A faculty member in Georgia Tech's School
of Physics since 1977 and currently a Regents' and Institute Professor
and Fuller E. Callaway chair, Landman began working on molecular dynamics
simulations in the late 1970s. A 1990 article he published in the journal
Science brought particular attention to the field by "demonstrating
the capacity of realistic molecular dynamics simulations to make specific
predictions that could be compared to quantitative measurements in the
field of tribology," the MRS citation says.
"In many respects, Landman helped create the field of nanotribology
as he contributed to both classical and quantum mechanical molecular dynamics
simulation methodologies, leading to an understanding of the atomic origins
underlying nanoscale tribological processes," the MRS added.
The 1990 Science paper used large-scale molecular dynamics simulations
done on large supercomputers to show that when a nickel tip was brought
into close proximity to a sheet of gold, gold atoms would jump from the
sheet to the probe.
"To our amazement, we found the gold atoms jumping to contact the
nickel probe at short distances," Landman recalled. "Then we
did simulations in which we withdrew the tip after contact and found that
a nanometer-sized wire made of gold was created. That gold would deform
in this manner amazed us, because gold is not supposed to do this."
The simulations were done several years before scientists began to make
and measure the properties of wires on that size scale, and prior to the
rise of the nanoscience and nanotechnology field.
These early simulations and subsequent ones showed that nanometer-scale
wires, called interfacial junctions, would be formed whenever bare metal
surfaces, as well as other material surfaces, were brought into close
proximity. Transforming earlier notions in the microscopic domain, the
simulation results suggested that breaking these junctions is the cause
of friction - resistance to motion - in small-scale mechanical devices.
"It is the need to shear these junctions when you move two bodies
parallel to one another that dissipates energy," Landman noted. "Work
is dissipated and irreversibly lost in the process of formation and breakup
of these junctions. That's what causes the resistance to motion."
Landman also showed that lubricant molecules may no longer behave as
lubricants when trapped in very small gaps between surfaces. Instead,
they organize themselves into "soft crystals" that increase
rather than decrease resistance to motion.
"It turns out that in this kind of a nanotribological situation,
molecules do not behave like they do in bulk," he said. "When
you confine fluids of this type to such small dimensions, they behave
very differently. The viscosity is different, the degree of order is different
and they have a tendency to self-order themselves parallel to the sliding
surfaces. Under such circumstances, the lubricant can become a source
of problems because it is no longer a liquid."
Landman and his group have formulated and simulated techniques that could
be used to maintain the lubricating properties by "frustrating"

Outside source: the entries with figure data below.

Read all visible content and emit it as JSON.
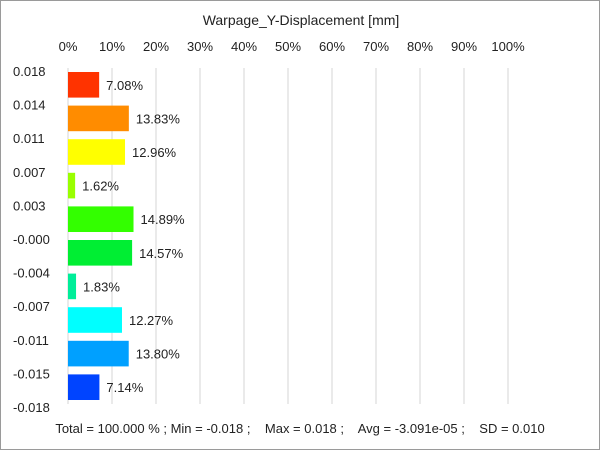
{
  "chart_data": {
    "type": "bar",
    "orientation": "horizontal",
    "title": "Warpage_Y-Displacement [mm]",
    "x_ticks": [
      "0%",
      "10%",
      "20%",
      "30%",
      "40%",
      "50%",
      "60%",
      "70%",
      "80%",
      "90%",
      "100%"
    ],
    "xlim": [
      0,
      100
    ],
    "grid": true,
    "y_ticks": [
      "0.018",
      "0.014",
      "0.011",
      "0.007",
      "0.003",
      "-0.000",
      "-0.004",
      "-0.007",
      "-0.011",
      "-0.015",
      "-0.018"
    ],
    "values": [
      7.08,
      13.83,
      12.96,
      1.62,
      14.89,
      14.57,
      1.83,
      12.27,
      13.8,
      7.14
    ],
    "labels": [
      "7.08%",
      "13.83%",
      "12.96%",
      "1.62%",
      "14.89%",
      "14.57%",
      "1.83%",
      "12.27%",
      "13.80%",
      "7.14%"
    ],
    "colors": [
      "#ff3300",
      "#ff8c00",
      "#ffff00",
      "#99ff00",
      "#33ff00",
      "#00ee33",
      "#00ee99",
      "#00ffff",
      "#00a0ff",
      "#0044ff"
    ]
  },
  "footer": {
    "text": "Total = 100.000 % ; Min = -0.018 ;    Max = 0.018 ;    Avg = -3.091e-05 ;    SD = 0.010"
  }
}
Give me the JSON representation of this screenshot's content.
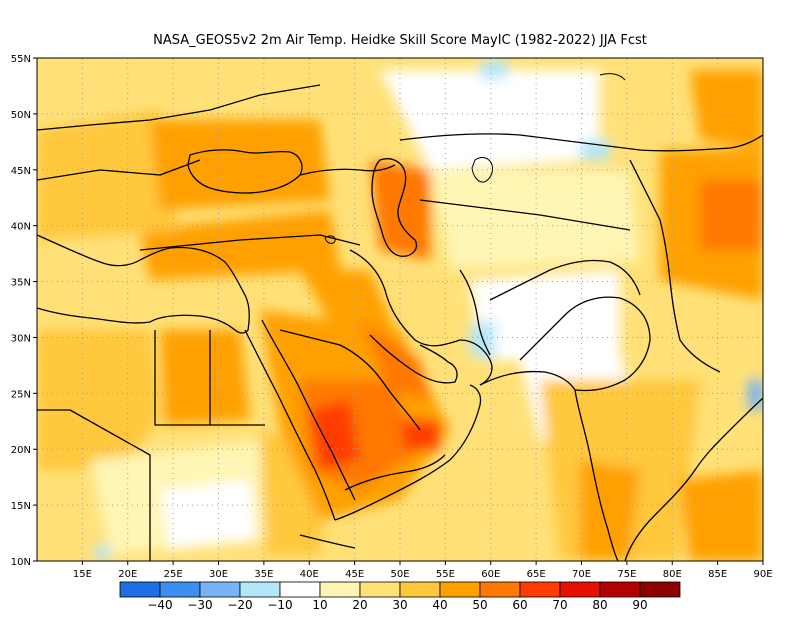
{
  "title": "NASA_GEOS5v2  2m Air Temp. Heidke Skill Score MayIC (1982-2022) JJA Fcst",
  "map": {
    "lon_range": [
      10,
      90
    ],
    "lat_range": [
      10,
      55
    ],
    "lon_ticks": [
      "15E",
      "20E",
      "25E",
      "30E",
      "35E",
      "40E",
      "45E",
      "50E",
      "55E",
      "60E",
      "65E",
      "70E",
      "75E",
      "80E",
      "85E",
      "90E"
    ],
    "lat_ticks": [
      "55N",
      "50N",
      "45N",
      "40N",
      "35N",
      "30N",
      "25N",
      "20N",
      "15N",
      "10N"
    ],
    "gridlines": "dotted"
  },
  "colorbar": {
    "labels": [
      "−40",
      "−30",
      "−20",
      "−10",
      "10",
      "20",
      "30",
      "40",
      "50",
      "60",
      "70",
      "80",
      "90"
    ],
    "colors": [
      "#1e6fe6",
      "#3c8ef0",
      "#78b4f5",
      "#b4e6fa",
      "#ffffff",
      "#fff5b4",
      "#ffe178",
      "#ffc83c",
      "#ffa000",
      "#ff7800",
      "#ff3c00",
      "#e60f00",
      "#b40000",
      "#8c0000"
    ]
  },
  "regions": {
    "base": "#ffe178",
    "patches": [
      {
        "name": "patch-north-africa-west",
        "color": "#ffc83c"
      },
      {
        "name": "patch-egypt",
        "color": "#ffa000"
      },
      {
        "name": "patch-sahara-south",
        "color": "#fff5b4"
      },
      {
        "name": "patch-sudan-white",
        "color": "#ffffff"
      },
      {
        "name": "patch-ethiopia",
        "color": "#ffc83c"
      },
      {
        "name": "patch-arabia",
        "color": "#ffa000"
      },
      {
        "name": "patch-arabia-core",
        "color": "#ff7800"
      },
      {
        "name": "patch-arabia-hot",
        "color": "#ff3c00"
      },
      {
        "name": "patch-iraq",
        "color": "#ffa000"
      },
      {
        "name": "patch-gulf-hot",
        "color": "#ff7800"
      },
      {
        "name": "patch-caspian",
        "color": "#ff7800"
      },
      {
        "name": "patch-anatolia",
        "color": "#ffa000"
      },
      {
        "name": "patch-balkans",
        "color": "#ffc83c"
      },
      {
        "name": "patch-ukraine",
        "color": "#ffa000"
      },
      {
        "name": "patch-kazakh-white",
        "color": "#ffffff"
      },
      {
        "name": "patch-central-asia",
        "color": "#fff5b4"
      },
      {
        "name": "patch-afghan-white",
        "color": "#ffffff"
      },
      {
        "name": "patch-pakistan-white",
        "color": "#ffffff"
      },
      {
        "name": "patch-india",
        "color": "#ffc83c"
      },
      {
        "name": "patch-india-south",
        "color": "#ffa000"
      },
      {
        "name": "patch-tibet",
        "color": "#ffa000"
      },
      {
        "name": "patch-tibet-hot",
        "color": "#ff7800"
      },
      {
        "name": "patch-mongolia",
        "color": "#ffa000"
      },
      {
        "name": "patch-bay-bengal",
        "color": "#ffa000"
      },
      {
        "name": "patch-blue-north",
        "color": "#b4e6fa"
      },
      {
        "name": "patch-blue-iran",
        "color": "#b4e6fa"
      },
      {
        "name": "patch-blue-kaz",
        "color": "#b4e6fa"
      },
      {
        "name": "patch-blue-africa",
        "color": "#b4e6fa"
      },
      {
        "name": "patch-blue-east",
        "color": "#78b4f5"
      }
    ]
  }
}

the molecules' attempts to align themselves. One strategy would be to
use branch-chain molecules that cannot align themselves into soft crystals.
Another technique would be to rapidly vary the distance between the moving
surfaces, keeping the lubricant molecules in motion - thereby preventing
them from forming soft-solid crystals.
Other simulations showed that nanometer-scale wires would behave like
ideal materials because they are made up of too few atoms to have single
and extended defects known as dislocations. Without defects to impede
the flow of electrons, these wires allow "ballistic electronic transport,"
leading to reduced resistance and quantized conductance. This will be
important to the design of future small-scale electronic devices, Landman
In August 2000, Landman and collaborator Michael Moseler published a
cover article in Science in which they reported on a molecular
dynamics simulation that predicted the behavior of nanometer-scale jets
The underlying theme behind all of this work can be summed up as "small
is different," the title Landman will use for his MRS medal presentation.
"New behavior emerges on the nanoscale," he explained. "This new behavior creates interesting physical phenomena, and that is where the technological opportunities may lie. To take advantage of them, we must understand how these small systems behave."